Tuesday, July 8, 2014

Bringing Down the Trees

I didn't need any overhead lights early this morning as I sat at the computer -- there's much more natural light in this room than there was yesterday. Outside the slider door I have an unobstructed view of the neighbor's fruit trees, a sight I have never seen from this window.

Last night Tom and a friend took down two trees, two huge trees, that had grown to mammoth proportions in a remarkably short amount of time.

One was a sequoia. Here's what I wrote in a blog post four years ago:
It seemed innocent enough at the time. About seven years ago Tom, a long-time bonsai gardener, placed a sequoia seedling in the back yard, awaiting transplant from its whiskey barrel into a proper bonsai pot. It was out of the way -- between the patio and the fence that separates our house from the neighbor's. You know how life gets busy and your forget what you had in mind? Well, that's what happened to Tom. 
The baby sequoia, however, did not forget; it did what it was designed to do -- it grew. It pushed its roots through the drain hole in the bottom of the pot and kept right on growing deep into the earth below. Now over 10 feet tall (they can grow up to 300 feet!), the tree is trapped between the patio and the enormous pine tree in the background of this photo.
Then I asked if anyone would like to come and dig up the tree. If they would come and get it, it was theirs. We had no takers.

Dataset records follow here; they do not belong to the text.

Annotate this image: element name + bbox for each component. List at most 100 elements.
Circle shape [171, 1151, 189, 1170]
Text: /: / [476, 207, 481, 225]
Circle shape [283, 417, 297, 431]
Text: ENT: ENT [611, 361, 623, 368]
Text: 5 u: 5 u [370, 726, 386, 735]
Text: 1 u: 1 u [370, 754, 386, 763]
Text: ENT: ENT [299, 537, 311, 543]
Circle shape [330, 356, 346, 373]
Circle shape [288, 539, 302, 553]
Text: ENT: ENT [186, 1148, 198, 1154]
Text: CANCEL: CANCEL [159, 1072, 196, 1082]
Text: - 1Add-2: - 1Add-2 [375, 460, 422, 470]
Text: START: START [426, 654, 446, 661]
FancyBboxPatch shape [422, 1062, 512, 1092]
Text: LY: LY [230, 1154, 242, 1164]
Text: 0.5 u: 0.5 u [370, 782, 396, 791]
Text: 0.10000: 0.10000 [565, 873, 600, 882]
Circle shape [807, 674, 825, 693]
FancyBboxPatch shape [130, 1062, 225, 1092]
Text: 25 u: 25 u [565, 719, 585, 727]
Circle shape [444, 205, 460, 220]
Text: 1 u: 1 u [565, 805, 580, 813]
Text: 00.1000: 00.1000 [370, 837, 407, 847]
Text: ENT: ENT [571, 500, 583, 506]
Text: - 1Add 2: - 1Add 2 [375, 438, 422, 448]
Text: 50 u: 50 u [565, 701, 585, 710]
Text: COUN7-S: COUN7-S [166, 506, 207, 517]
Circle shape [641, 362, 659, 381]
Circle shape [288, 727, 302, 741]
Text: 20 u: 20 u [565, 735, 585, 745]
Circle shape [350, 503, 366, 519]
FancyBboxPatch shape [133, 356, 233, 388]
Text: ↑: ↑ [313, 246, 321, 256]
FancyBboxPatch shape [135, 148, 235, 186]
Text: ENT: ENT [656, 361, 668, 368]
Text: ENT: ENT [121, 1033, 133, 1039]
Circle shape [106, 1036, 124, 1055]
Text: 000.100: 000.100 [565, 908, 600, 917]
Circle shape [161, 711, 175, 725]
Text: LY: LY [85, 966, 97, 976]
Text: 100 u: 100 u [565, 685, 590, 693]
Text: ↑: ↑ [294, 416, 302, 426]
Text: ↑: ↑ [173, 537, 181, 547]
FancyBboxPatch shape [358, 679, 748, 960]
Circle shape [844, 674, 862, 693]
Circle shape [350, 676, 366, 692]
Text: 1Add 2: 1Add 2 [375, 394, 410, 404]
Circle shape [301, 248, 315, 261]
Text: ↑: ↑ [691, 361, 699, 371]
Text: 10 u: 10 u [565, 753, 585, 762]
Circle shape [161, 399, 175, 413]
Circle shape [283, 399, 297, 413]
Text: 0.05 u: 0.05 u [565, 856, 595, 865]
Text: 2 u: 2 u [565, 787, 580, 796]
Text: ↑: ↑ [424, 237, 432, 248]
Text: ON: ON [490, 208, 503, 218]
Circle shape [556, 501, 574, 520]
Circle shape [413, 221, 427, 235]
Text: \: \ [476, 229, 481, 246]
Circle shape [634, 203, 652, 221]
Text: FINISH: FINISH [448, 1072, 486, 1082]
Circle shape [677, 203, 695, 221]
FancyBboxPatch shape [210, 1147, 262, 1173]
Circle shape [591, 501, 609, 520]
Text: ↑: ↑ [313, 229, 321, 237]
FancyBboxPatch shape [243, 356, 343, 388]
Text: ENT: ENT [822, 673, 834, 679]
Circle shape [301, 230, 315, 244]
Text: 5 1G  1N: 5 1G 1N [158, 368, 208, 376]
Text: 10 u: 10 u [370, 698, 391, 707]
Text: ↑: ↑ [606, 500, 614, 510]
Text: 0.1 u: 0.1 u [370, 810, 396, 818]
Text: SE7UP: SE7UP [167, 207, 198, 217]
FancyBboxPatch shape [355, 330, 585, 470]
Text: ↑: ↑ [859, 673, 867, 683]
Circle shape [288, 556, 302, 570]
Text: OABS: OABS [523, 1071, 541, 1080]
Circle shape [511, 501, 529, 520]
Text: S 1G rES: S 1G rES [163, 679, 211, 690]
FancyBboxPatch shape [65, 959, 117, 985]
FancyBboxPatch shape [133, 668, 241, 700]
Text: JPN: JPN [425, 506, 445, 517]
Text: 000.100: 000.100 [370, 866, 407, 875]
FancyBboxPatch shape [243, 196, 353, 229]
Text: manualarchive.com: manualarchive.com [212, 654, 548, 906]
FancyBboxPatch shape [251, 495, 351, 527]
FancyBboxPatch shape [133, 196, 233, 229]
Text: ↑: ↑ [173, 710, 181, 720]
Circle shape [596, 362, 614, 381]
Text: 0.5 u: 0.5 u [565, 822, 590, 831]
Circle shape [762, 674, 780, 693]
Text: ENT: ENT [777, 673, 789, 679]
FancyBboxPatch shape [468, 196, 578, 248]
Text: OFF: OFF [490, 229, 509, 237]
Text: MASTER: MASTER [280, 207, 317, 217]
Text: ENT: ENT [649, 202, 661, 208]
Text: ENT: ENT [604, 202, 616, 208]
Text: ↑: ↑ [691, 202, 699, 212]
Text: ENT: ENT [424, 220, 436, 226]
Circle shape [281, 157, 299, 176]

The 10-foot sequoia, July 2010

The tree continued to grow. By December of 2011 it measured 15 feet. We cut off the top and brought it in the house for our Christmas tree. It was the most lovely one we ever had!

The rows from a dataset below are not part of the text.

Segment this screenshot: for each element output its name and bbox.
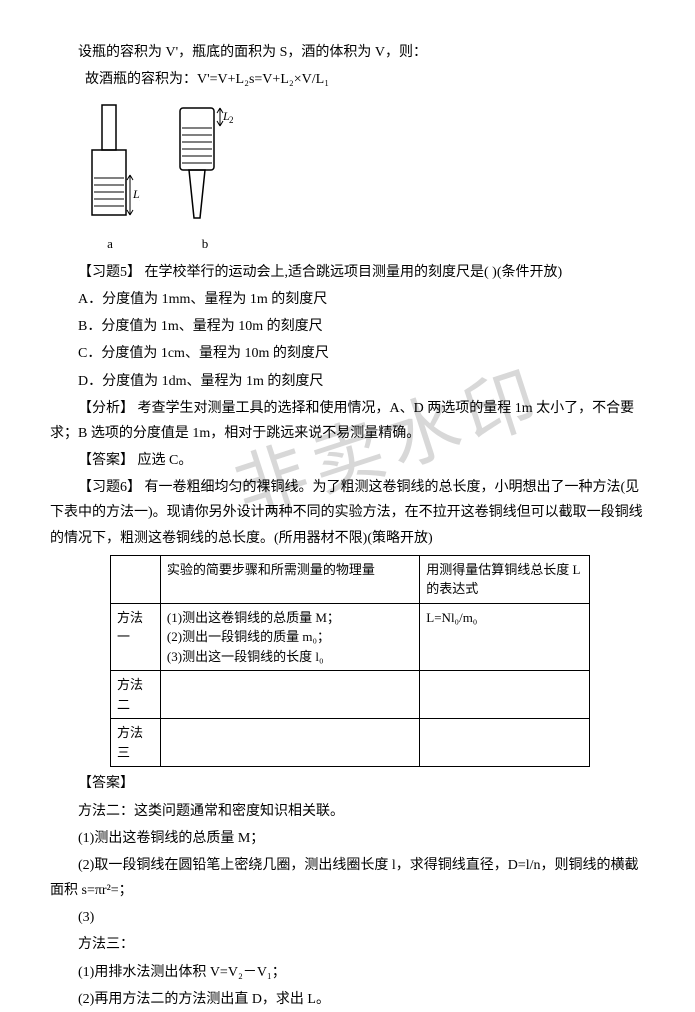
r1c2: (1)测出这卷铜线的总质量 M； (2)测出一段铜线的质量 m₀； (3)测出这…: [160, 603, 419, 671]
q6-title: 【习题6】 有一卷粗细均匀的裸铜线。为了粗测这卷铜线的总长度，小明想出了一种方法…: [50, 475, 645, 551]
q5-optB: B．分度值为 1m、量程为 10m 的刻度尺: [50, 314, 645, 339]
th-steps: 实验的简要步骤和所需测量的物理量: [160, 555, 419, 603]
intro-line2: 故酒瓶的容积为：V'=V+L₂s=V+L₂×V/L₁: [50, 67, 645, 92]
svg-text:2: 2: [229, 115, 234, 125]
m2-intro: 方法二：这类问题通常和密度知识相关联。: [50, 799, 645, 824]
r3c2: [160, 719, 419, 767]
r1c1: 方法一: [111, 603, 161, 671]
q5-answer: 【答案】 应选 C。: [50, 448, 645, 473]
r2c1: 方法二: [111, 671, 161, 719]
r1c3: L=Nl₀/m₀: [420, 603, 590, 671]
m3-s2: (2)再用方法二的方法测出直 D，求出 L。: [50, 987, 645, 1012]
m2-s3: (3): [50, 905, 645, 930]
q5-optA: A．分度值为 1mm、量程为 1m 的刻度尺: [50, 287, 645, 312]
m2-s2: (2)取一段铜线在圆铅笔上密绕几圈，测出线圈长度 l，求得铜线直径，D=l/n，…: [50, 853, 645, 903]
th-blank: [111, 555, 161, 603]
document-body: 设瓶的容积为 V'，瓶底的面积为 S，酒的体积为 V，则： 故酒瓶的容积为：V'…: [50, 40, 645, 1012]
methods-table: 实验的简要步骤和所需测量的物理量 用测得量估算铜线总长度 L 的表达式 方法一 …: [110, 555, 590, 768]
m2-s1: (1)测出这卷铜线的总质量 M；: [50, 826, 645, 851]
bottle-a-icon: L 1: [80, 100, 140, 230]
r3c3: [420, 719, 590, 767]
bottle-b-icon: L 2: [170, 100, 240, 230]
q5-title: 【习题5】 在学校举行的运动会上,适合跳远项目测量用的刻度尺是( )(条件开放): [50, 260, 645, 285]
ans-header: 【答案】: [50, 771, 645, 796]
m3-s1: (1)用排水法测出体积 V=V₂－V₁；: [50, 960, 645, 985]
q5-optD: D．分度值为 1dm、量程为 1m 的刻度尺: [50, 369, 645, 394]
svg-text:1: 1: [139, 193, 140, 203]
r3c1: 方法三: [111, 719, 161, 767]
bottle-diagram: L 1 a L 2 b: [80, 100, 645, 255]
th-formula: 用测得量估算铜线总长度 L 的表达式: [420, 555, 590, 603]
r2c3: [420, 671, 590, 719]
m3-intro: 方法三：: [50, 932, 645, 957]
bottle-a-label: a: [107, 232, 113, 255]
intro-line1: 设瓶的容积为 V'，瓶底的面积为 S，酒的体积为 V，则：: [50, 40, 645, 65]
q5-optC: C．分度值为 1cm、量程为 10m 的刻度尺: [50, 341, 645, 366]
bottle-b-label: b: [202, 232, 209, 255]
q5-analysis: 【分析】 考查学生对测量工具的选择和使用情况，A、D 两选项的量程 1m 太小了…: [50, 396, 645, 446]
r2c2: [160, 671, 419, 719]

The sequoia, 15 feet tall in December 2011

Cutting down the tree...

...and lighting it up for Christmas

But that didn't stop the tree from growing. By now it was, maybe, 40 feet tall. With that sequoia and the "enormous pine tree" next to it (which also kept growing), Tom talked to his friend Jerry and they took the trees down last night.

This is no place for a giant sequoia!

Sequoia in the foreground, pine tree in background

To give you a bit of perspective!

Jerry with his chain saw

Down it goes!

The stump
According to the rings, the pine was only 13 years old. When we try to do a garden the ground seems so unresponsive. How is it that it does so well with growing trees?

The trees were barely down when we discovered a tree frog in our house! (We put him in the rhodedendron garden, which is nearly as overgrown as the trees we took out.) I wonder what other changes we'll notice, now that those two enormous trees are down. One thing for sure -- more sunlight! I'm going to really enjoy that!